When I raise the signal manually, for example
as follows:

new Thread() {
public void run() {
try {
Thread.sleep(2000);
} catch (InterruptedException x) {
/* */
}
Signal.raise(new Signal("INT"));
}
}.start();

Then the EOF does not happen. So it is not a problem
of the Java dispatcher, more of the ReadFile operation.
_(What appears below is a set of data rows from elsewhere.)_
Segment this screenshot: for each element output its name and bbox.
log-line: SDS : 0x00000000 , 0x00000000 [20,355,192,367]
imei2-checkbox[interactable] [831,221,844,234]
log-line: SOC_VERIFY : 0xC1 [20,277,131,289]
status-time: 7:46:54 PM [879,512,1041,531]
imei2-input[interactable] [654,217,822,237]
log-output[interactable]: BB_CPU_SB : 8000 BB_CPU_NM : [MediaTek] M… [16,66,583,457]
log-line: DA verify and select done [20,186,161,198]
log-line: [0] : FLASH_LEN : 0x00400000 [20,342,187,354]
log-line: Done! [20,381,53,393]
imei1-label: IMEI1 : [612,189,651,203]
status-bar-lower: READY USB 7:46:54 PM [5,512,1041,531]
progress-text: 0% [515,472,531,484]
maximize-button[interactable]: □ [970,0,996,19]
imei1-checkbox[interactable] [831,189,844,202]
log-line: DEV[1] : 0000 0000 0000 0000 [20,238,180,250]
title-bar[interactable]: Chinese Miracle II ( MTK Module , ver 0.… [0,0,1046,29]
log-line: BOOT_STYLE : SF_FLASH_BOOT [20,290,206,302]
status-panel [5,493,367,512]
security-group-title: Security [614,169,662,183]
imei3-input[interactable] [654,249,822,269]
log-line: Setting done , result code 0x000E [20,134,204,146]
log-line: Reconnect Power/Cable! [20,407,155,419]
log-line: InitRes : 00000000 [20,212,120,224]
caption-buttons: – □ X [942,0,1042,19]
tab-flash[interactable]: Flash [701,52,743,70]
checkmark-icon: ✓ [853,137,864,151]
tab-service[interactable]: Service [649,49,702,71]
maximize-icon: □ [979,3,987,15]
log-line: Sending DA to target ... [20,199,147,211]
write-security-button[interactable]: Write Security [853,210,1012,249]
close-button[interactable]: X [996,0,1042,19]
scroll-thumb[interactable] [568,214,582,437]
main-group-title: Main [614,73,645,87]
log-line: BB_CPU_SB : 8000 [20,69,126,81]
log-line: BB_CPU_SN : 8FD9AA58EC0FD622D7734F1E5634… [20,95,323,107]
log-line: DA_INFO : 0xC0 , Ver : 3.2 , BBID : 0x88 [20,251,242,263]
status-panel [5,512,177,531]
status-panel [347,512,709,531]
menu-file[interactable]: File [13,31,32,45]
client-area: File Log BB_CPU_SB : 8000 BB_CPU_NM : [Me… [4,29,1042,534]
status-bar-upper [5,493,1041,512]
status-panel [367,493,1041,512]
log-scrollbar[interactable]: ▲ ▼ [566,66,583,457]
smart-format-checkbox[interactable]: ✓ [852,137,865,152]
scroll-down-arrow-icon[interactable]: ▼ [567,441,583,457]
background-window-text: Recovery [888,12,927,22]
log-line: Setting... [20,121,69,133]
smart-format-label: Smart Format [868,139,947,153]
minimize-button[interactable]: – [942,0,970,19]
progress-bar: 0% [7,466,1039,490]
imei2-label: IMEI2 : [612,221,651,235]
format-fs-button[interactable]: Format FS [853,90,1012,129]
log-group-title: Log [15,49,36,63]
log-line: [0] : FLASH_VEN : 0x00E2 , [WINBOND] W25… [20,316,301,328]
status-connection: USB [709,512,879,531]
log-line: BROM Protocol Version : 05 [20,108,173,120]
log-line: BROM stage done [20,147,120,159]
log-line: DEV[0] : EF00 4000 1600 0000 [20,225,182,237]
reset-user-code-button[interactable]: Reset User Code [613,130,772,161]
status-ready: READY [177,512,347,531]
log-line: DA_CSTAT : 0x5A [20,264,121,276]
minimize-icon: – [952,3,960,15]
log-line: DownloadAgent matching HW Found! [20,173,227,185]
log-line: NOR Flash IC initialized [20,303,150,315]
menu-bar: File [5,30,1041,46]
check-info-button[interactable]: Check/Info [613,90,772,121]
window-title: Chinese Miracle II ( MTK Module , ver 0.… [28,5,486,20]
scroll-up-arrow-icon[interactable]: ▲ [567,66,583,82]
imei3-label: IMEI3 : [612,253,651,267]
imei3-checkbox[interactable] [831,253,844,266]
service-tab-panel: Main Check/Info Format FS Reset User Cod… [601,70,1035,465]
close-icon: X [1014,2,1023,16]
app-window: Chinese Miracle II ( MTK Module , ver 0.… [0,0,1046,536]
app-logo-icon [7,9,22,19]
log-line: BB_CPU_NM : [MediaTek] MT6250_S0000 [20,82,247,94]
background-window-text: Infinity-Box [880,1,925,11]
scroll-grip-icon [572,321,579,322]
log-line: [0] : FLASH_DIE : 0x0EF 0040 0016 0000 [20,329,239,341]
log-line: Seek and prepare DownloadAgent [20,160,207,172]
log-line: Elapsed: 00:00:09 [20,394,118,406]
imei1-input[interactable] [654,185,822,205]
I am open to JNI, and also to JNA.


JNA is also JNI just encapsulated a bit.

                                    Best would
be if there is something out of the box.


Of course.

But Java was not designed to provide that type of
fine control over terminal IO.

It could be fixed, if one would have access to
GetLastError. Namely the MS docs do write:

"Characters can be read from the console input buffer by using ReadFile
with a handle to console input. The console mode determines the exact
behavior of the ReadFile function. By default, the console mode is
ENABLE_LINE_INPUT, which indicates that ReadFile should read until it
reaches a carriage return. If you press Ctrl+C, the call succeeds, but
GetLastError returns ERROR_OPERATION_ABORTED. For more information, see
CreateFile."
http://msdn.microsoft.com/en-us/library/windows/desktop/aa365467%28v=vs.85%29.aspx


With JNI you can use it and get exactly the behavior you want.